I recommend that you activate a couple at a time as you place them. That way you'll get feedback from geocachers when they post their finds (and possibly feedback from me when I review them) that will help guide you and possibly improve your caches and cache hiding as you go along. You'll also see which containers work best over the weeks and months. In general, coffee cans have a limited weatherproof life in the outdoors, so you may want to reconsider using those. Placing a few at a time will also help you determine how many caches you want to have active at any given time -- that is, how many you can comfortably maintain on a regular basis.

As far as other advice, you may want to spend a little time reading my blog (http://iowaadmin.blogspot.com) because I mention a number of geocaching topics there that may be helpful. Here are some highlights:
- Don't hide caches that are on or that simulate electrical equipment unless you can show express permission that you have permission from the owner of the electrical equipment. (I still think these are a bad idea, but they may be approved if the cache owner has permission.)
- Check to make sure your caches are at least 528ft from existing caches and from physical cache waypoints of multicaches.

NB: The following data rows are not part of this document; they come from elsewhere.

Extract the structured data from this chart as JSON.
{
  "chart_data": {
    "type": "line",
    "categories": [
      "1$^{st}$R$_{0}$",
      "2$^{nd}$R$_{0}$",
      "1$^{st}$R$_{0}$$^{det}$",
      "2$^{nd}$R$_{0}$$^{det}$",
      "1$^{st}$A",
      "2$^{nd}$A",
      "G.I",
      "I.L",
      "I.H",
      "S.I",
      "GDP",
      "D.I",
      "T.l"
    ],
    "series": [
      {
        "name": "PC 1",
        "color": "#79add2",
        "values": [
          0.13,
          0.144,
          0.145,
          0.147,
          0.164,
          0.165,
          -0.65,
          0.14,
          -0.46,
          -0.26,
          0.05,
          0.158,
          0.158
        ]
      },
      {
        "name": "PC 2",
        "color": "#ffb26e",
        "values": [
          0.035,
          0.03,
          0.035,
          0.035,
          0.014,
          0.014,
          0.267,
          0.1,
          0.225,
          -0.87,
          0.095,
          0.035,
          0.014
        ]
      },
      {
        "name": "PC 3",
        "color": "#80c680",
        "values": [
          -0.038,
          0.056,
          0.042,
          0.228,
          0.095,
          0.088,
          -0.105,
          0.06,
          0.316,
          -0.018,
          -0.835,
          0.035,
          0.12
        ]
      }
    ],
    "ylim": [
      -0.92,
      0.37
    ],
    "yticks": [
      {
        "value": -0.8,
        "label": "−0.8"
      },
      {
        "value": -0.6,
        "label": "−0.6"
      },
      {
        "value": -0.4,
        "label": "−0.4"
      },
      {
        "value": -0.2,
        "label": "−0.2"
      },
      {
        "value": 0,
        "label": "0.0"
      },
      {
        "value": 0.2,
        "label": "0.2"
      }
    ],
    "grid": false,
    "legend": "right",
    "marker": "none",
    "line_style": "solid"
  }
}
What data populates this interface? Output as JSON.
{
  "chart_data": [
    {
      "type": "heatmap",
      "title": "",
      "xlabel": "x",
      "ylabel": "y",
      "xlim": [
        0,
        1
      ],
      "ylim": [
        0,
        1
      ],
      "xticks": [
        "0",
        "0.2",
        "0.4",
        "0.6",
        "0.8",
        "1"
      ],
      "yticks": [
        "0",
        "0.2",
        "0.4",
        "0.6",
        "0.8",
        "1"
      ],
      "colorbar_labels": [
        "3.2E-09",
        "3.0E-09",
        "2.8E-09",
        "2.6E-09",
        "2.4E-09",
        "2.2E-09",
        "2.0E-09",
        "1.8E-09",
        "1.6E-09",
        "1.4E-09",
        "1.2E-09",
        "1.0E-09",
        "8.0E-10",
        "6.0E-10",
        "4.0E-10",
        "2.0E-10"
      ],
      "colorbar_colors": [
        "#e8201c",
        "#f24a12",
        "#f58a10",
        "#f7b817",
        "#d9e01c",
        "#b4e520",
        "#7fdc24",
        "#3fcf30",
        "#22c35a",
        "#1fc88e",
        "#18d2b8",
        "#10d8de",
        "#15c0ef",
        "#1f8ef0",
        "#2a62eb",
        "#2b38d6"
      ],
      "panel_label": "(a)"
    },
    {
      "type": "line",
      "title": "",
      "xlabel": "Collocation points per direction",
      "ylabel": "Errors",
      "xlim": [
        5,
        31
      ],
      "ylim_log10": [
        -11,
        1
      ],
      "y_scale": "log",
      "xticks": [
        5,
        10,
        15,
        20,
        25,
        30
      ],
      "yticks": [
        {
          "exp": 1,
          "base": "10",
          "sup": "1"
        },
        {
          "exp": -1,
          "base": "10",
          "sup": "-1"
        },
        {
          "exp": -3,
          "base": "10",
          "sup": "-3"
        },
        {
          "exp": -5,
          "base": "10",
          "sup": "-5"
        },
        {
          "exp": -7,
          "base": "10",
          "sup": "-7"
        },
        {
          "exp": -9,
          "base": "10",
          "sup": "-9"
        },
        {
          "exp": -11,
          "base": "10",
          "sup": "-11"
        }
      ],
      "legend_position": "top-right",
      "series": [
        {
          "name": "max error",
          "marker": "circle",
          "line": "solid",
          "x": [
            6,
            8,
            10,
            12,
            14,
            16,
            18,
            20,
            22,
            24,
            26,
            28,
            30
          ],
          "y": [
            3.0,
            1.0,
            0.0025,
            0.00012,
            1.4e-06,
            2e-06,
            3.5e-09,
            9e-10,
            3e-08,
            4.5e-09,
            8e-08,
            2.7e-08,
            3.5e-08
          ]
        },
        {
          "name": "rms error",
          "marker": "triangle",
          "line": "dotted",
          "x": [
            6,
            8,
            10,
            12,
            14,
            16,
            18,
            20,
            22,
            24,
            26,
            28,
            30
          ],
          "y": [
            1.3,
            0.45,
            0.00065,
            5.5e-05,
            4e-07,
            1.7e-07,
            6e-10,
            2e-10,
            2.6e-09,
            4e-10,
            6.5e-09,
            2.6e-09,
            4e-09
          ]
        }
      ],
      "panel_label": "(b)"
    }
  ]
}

Try to avoid a string of caches placed close to the minimum separation distance along a trail. This is known as a "power trail" and Groundspeak frowns on them because they tie up stretches of a trail so that other geocachers can't place caches there.
- Use the "attributes" feature to add attributes on your cache page, especially one to indicate whether or not the cache is wheelchair accessible.
- Use the "add/edit waypoints" feature to enter coordinates for all waypoints and final locations of multicaches and puzzle caches.
- If the cache is on land managed by the Iowa DNR, you'll need to first get permission from the local land manager. Some local parks departments also require permission for caches in parks.

Thanks for asking. I hope this helps. I look forward to seeing what you come up with, and so will geocachers in your area.

Ken
IowaAdmin

4 comments:

Tom said...

Those are all good comments. The person may want to scan some recent IGO newsletters online for my ideas on durability of both containers and covering camo. The easiest way to win the love or hate of fellow cachers is to list crummy coordinates. Please do not think that you will be thought of as a "tough" hider if you purposely shoot the coordinates from a place other than where the cache is. We have some people in both Iowa and Illinois who do this to make their caches "harder" to find. Some of them have long-time experience and know better, but don't let you ego make your decisions. If people find your caches quickly, that means you did your job right! I would encourage you, especially on you first hides, to shoot the coordinates multiple times and average the numbers if necessary. Some GPSrs have an averagin feature. This will greatly increase your accuracy. Then move back about 100 feet and try to find the cache based on the coordinates. Most cachers are happy with a cache being no more than the common tolerance (16 feet either way) off. If the numbers are sloppy your "fan base" will fall as cachers put your hides on their "ignore" lists. Taking the time to do this right will pay off for everyone!
BGT

welch said...

Great advice Tom!

Just John said...

Thank you for this helpful post. I've just begun my foray into Geocaching here in Okinawa, Japan, and I was looking for a blog like this to help me.

Your tips include things that I never would have thought of, even after reading the FAQ on geocaching.com

Thanks again!

Passion&Happiness said...

I am already obsessed with geocaching. This would have been really helpful if i would have known about this post sooner! I just couldn't stand it anymore, this was something I just had to get done. Earlier in the year I adopted a host of geocaches, over 60 if I remember correctly. A little at a time I have visited each of those caches and cleaned, restocked or down right replaced them. It was a mission of love for the sport, hobby, obsession of geocaching. I am a believer that the cache owner is responsible for the continual condition of a cache. Those words for many are controversial but I do not care. For many believe it is up to the geocaching community to keep trade items stocked and caches in good shape. Though that is a really great concept we all know it is not enough and I will add trade items to empty caches regardless if they are mine or not. So people should not be surprised if I take a sense of pride by keeping my caches stocked. Did I mention I have about 100 of them? No I am not rich nor can I afford loads of goodies but the Dollar Store is my friend and I do fill them with trading items when I can. Sue me for caring... but I digress. So where was I? Oh yes, my mission to update my caches in Durham, NC.